DEATHS and high hospitalisation rates from COVID-19 will be the harsh reality for Cape residents if the state and federal governments do not act immediately to improve vaccination rates.
The numbers in some communities are frighteningly low.
Yet the state and federal leaders have been absent. Local councils have been forced to do the heavy lifting in trying to convince residents to roll up their sleeves and get immunised.
The Torres and Cape Hospital and Health Service has tried its best to service the vast region in a timely manner, however they are working in a flawed system.
Some communities – Coen, for example – have only been able to access the vaccine on a handful of days this year. If you live in Cairns, or even Mareeba, you can make an appointment on any day of the week and get your jab.
That is simply not the case in Cape York.
Mapoon mayor Aileen Addo said more needed to be done to get people to protect themselves.
“We as a council have done all we can to encourage people to get the needle,” she said.
“People are worried if it makes them sick and about their fertility.
“They are frightened. There were community meetings with health people, but they don’t work, people are ashamed to ask questions.
“They need to come here and go house to house and sit down and answer questions.”
It is unknown why community health clinics, such as Apunipima Cape York Health Council, have not helped with the rollout.
Hope Vale’s Gerhardt Pearson said the system was not working.
“Queensland Health had these teams fly in to deliver the jabs, but the people in the communities have these clinics and doctors who they rely on and trust; they should have been the ones talking to people and giving the jabs,” he said.
Mr Pearson said more needed to be done to inform remote Australians.

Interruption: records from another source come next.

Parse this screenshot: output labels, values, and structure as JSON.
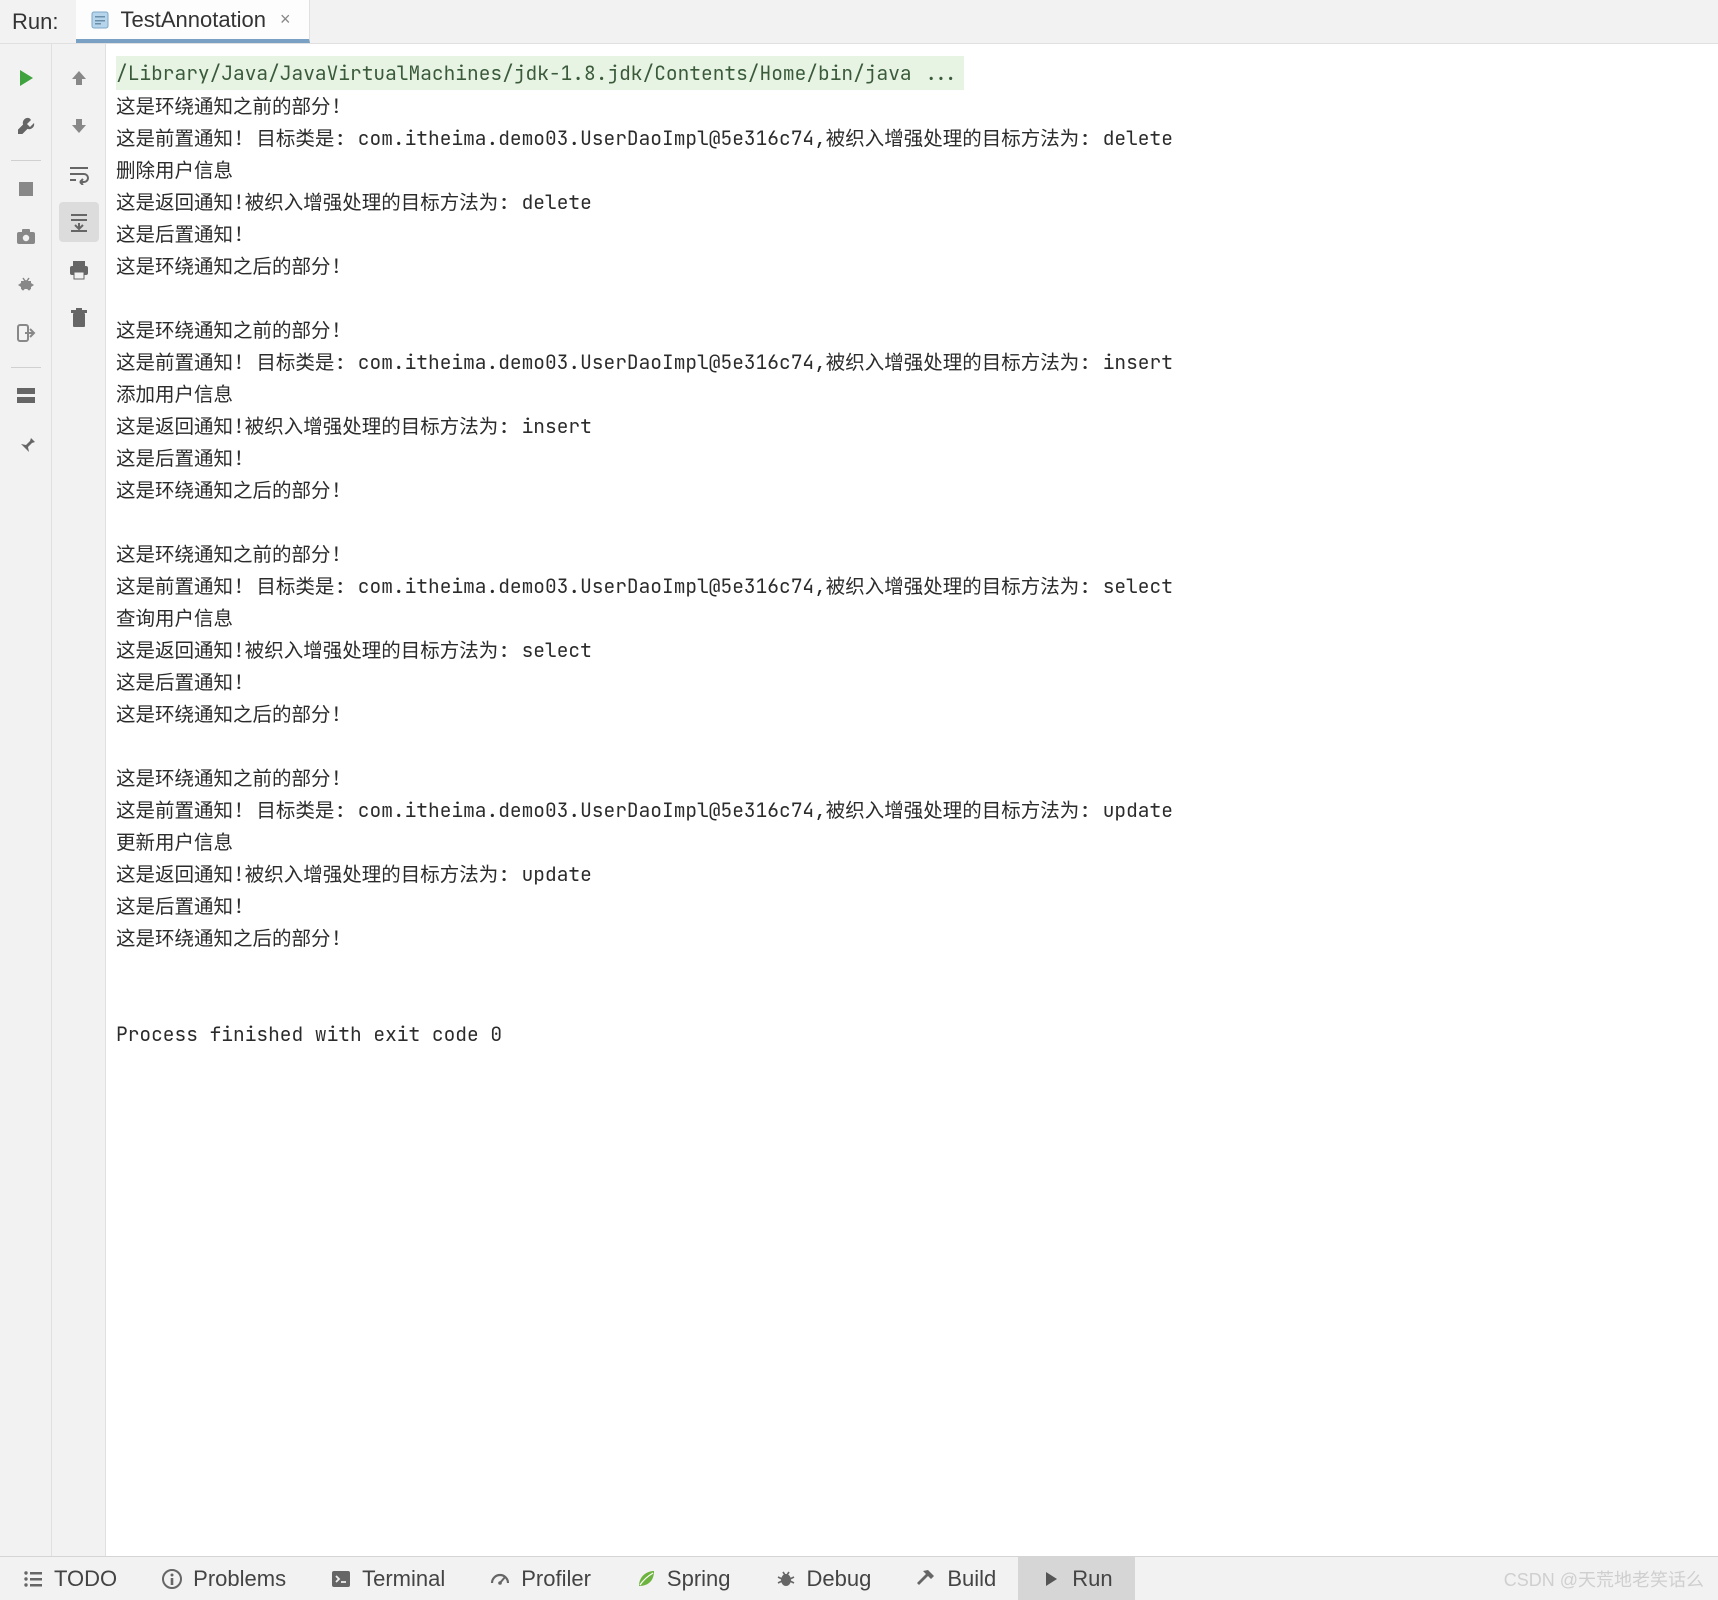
{
  "header": {
    "run_label": "Run:",
    "tab": {
      "label": "TestAnnotation",
      "close": "×"
    }
  },
  "left_toolbar": {
    "items": [
      {
        "name": "run-icon",
        "svg": "run",
        "color": "#3fa33f"
      },
      {
        "name": "wrench-icon",
        "svg": "wrench",
        "color": "#666"
      },
      {
        "sep": true
      },
      {
        "name": "stop-icon",
        "svg": "stop",
        "color": "#888"
      },
      {
        "name": "camera-icon",
        "svg": "camera",
        "color": "#888"
      },
      {
        "name": "bug-retry-icon",
        "svg": "bug",
        "color": "#888"
      },
      {
        "name": "exit-icon",
        "svg": "exit",
        "color": "#888"
      },
      {
        "sep": true
      },
      {
        "name": "layout-icon",
        "svg": "layout",
        "color": "#666"
      },
      {
        "name": "pin-icon",
        "svg": "pin",
        "color": "#666"
      }
    ]
  },
  "right_toolbar": {
    "items": [
      {
        "name": "up-icon",
        "svg": "up",
        "color": "#888"
      },
      {
        "name": "down-icon",
        "svg": "down",
        "color": "#888"
      },
      {
        "name": "soft-wrap-icon",
        "svg": "wrap",
        "color": "#666"
      },
      {
        "name": "scroll-end-icon",
        "svg": "scrollend",
        "color": "#666",
        "highlighted": true
      },
      {
        "name": "print-icon",
        "svg": "print",
        "color": "#666"
      },
      {
        "name": "trash-icon",
        "svg": "trash",
        "color": "#666"
      }
    ]
  },
  "console": {
    "command": "/Library/Java/JavaVirtualMachines/jdk-1.8.jdk/Contents/Home/bin/java ...",
    "lines": [
      "这是环绕通知之前的部分!",
      "这是前置通知! 目标类是: com.itheima.demo03.UserDaoImpl@5e316c74,被织入增强处理的目标方法为: delete",
      "删除用户信息",
      "这是返回通知!被织入增强处理的目标方法为: delete",
      "这是后置通知!",
      "这是环绕通知之后的部分!",
      "",
      "这是环绕通知之前的部分!",
      "这是前置通知! 目标类是: com.itheima.demo03.UserDaoImpl@5e316c74,被织入增强处理的目标方法为: insert",
      "添加用户信息",
      "这是返回通知!被织入增强处理的目标方法为: insert",
      "这是后置通知!",
      "这是环绕通知之后的部分!",
      "",
      "这是环绕通知之前的部分!",
      "这是前置通知! 目标类是: com.itheima.demo03.UserDaoImpl@5e316c74,被织入增强处理的目标方法为: select",
      "查询用户信息",
      "这是返回通知!被织入增强处理的目标方法为: select",
      "这是后置通知!",
      "这是环绕通知之后的部分!",
      "",
      "这是环绕通知之前的部分!",
      "这是前置通知! 目标类是: com.itheima.demo03.UserDaoImpl@5e316c74,被织入增强处理的目标方法为: update",
      "更新用户信息",
      "这是返回通知!被织入增强处理的目标方法为: update",
      "这是后置通知!",
      "这是环绕通知之后的部分!",
      ""
    ],
    "exit": "Process finished with exit code 0"
  },
  "bottom": {
    "items": [
      {
        "name": "todo-tab",
        "icon": "list",
        "label": "TODO"
      },
      {
        "name": "problems-tab",
        "icon": "info",
        "label": "Problems"
      },
      {
        "name": "terminal-tab",
        "icon": "terminal",
        "label": "Terminal"
      },
      {
        "name": "profiler-tab",
        "icon": "gauge",
        "label": "Profiler"
      },
      {
        "name": "spring-tab",
        "icon": "leaf",
        "label": "Spring"
      },
      {
        "name": "debug-tab",
        "icon": "bug2",
        "label": "Debug"
      },
      {
        "name": "build-tab",
        "icon": "hammer",
        "label": "Build"
      },
      {
        "name": "run-tab",
        "icon": "play",
        "label": "Run",
        "active": true
      }
    ]
  },
  "watermark": "CSDN @天荒地老笑话么"
}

“There has also been the fear spread across social media and lack of messaging to counter this,” he said.
“And while there has been a lot of wasted air and politics between state and federal levels of governments, there has been no attention paid to what is needed at the coal face or to listen to communities.’’

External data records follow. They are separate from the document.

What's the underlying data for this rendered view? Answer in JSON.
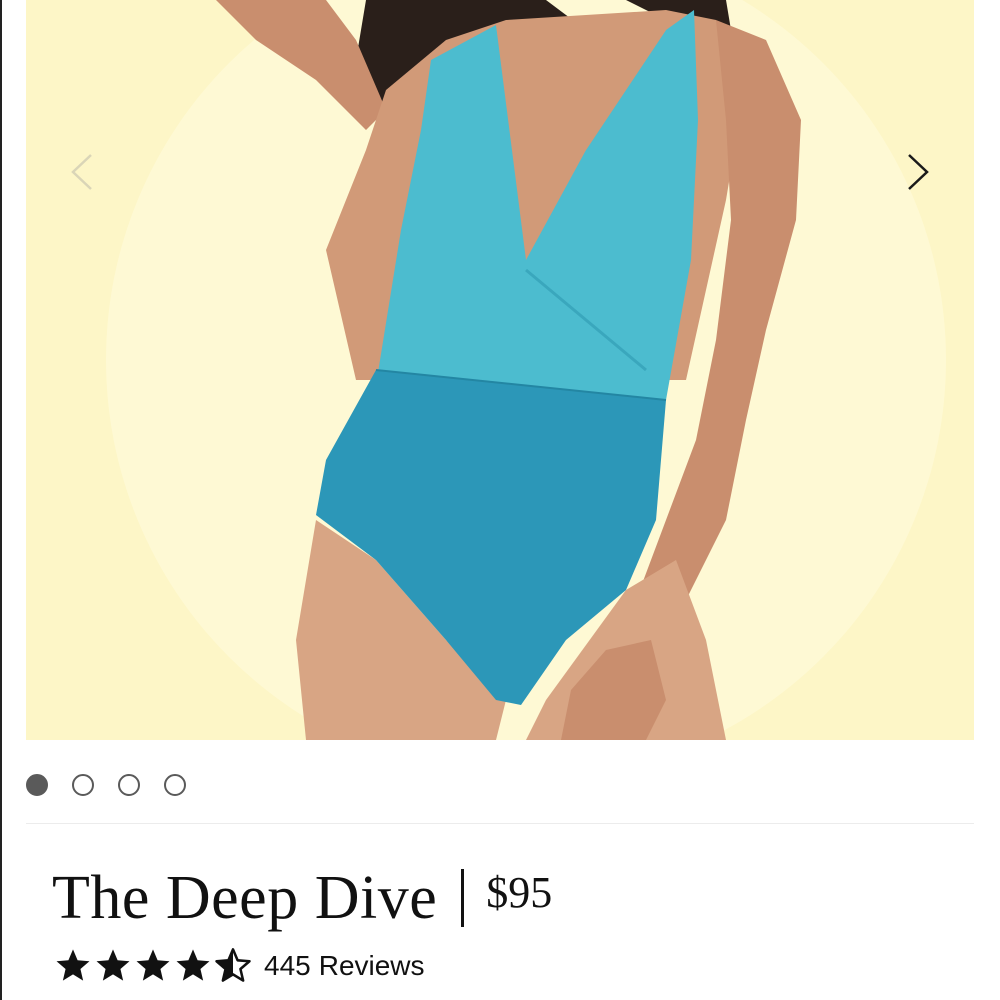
{
  "product": {
    "title": "The Deep Dive",
    "price": "$95"
  },
  "gallery": {
    "image_count": 4,
    "active_index": 0,
    "background_color": "#fdf6c7",
    "swimsuit_top_color": "#4cbccf",
    "swimsuit_bottom_color": "#2c97b8",
    "prev_icon": "chevron-left-icon",
    "next_icon": "chevron-right-icon"
  },
  "rating": {
    "stars": 4.5,
    "max_stars": 5,
    "review_count": "445",
    "review_label": "Reviews"
  }
}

A lack of accurate statistics in the public sphere is also alarming local leaders. Numbers published by Queensland Health only take into account immunisation rates from their own on-the-ground vaccination clinics.
It doesn’t include residents who have been to a pharmacy, or have been vaccinated elsewhere. Cook Shire, for example, has an official double vaccination rate around the 30 per cent mark.

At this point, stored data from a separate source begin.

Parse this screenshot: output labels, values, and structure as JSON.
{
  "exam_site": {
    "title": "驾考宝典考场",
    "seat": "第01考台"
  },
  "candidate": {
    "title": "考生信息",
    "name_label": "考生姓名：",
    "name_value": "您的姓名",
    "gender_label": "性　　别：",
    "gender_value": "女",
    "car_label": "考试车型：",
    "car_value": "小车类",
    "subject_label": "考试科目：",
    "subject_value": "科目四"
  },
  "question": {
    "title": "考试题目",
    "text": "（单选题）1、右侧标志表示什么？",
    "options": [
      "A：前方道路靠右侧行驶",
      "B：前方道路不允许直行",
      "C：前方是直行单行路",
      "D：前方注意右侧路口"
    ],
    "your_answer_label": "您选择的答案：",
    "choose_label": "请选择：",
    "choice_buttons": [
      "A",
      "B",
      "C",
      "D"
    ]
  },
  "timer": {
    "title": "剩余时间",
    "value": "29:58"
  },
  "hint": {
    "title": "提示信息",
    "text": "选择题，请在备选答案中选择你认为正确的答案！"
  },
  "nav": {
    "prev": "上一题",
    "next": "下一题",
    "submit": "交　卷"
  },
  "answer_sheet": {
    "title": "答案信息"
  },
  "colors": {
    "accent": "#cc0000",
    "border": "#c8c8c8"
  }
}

But mayor Peter Scott believes that figure is much higher when the numbers are calculated from GPs, pharmacies and out-of-town visits.
“A lot of people had their jab before the vaccination hub even arrived in Cooktown. I have seen other figures which puts our rate much higher,” he said.
All Cape York mayors agree that it’s only a matter of time before COVID-19 arrives in the region.
“We can’t be closed off from the outside world. We need to be protected,” Lockhart River mayor Wayne Butcher said.
“I think all the councils have done a really good job to encourage people to get jabbed, but we can only do so much.
“We need help because it will be devastating if COVID rips through the Cape.”
Queensland Health Minister Yvette D’Ath said last week that communities with low vaccination rates would become “ground zero” when the Delta strain entered the state.
Deputy Premier Steven Miles said the problem was in convincing people to get the jab.
“In some ways they have had the greatest access – Queensland Health moved very quickly to go into those communities and provide access,” he said.
“The challenge is one of communication and trust, and we will continue to work on that.”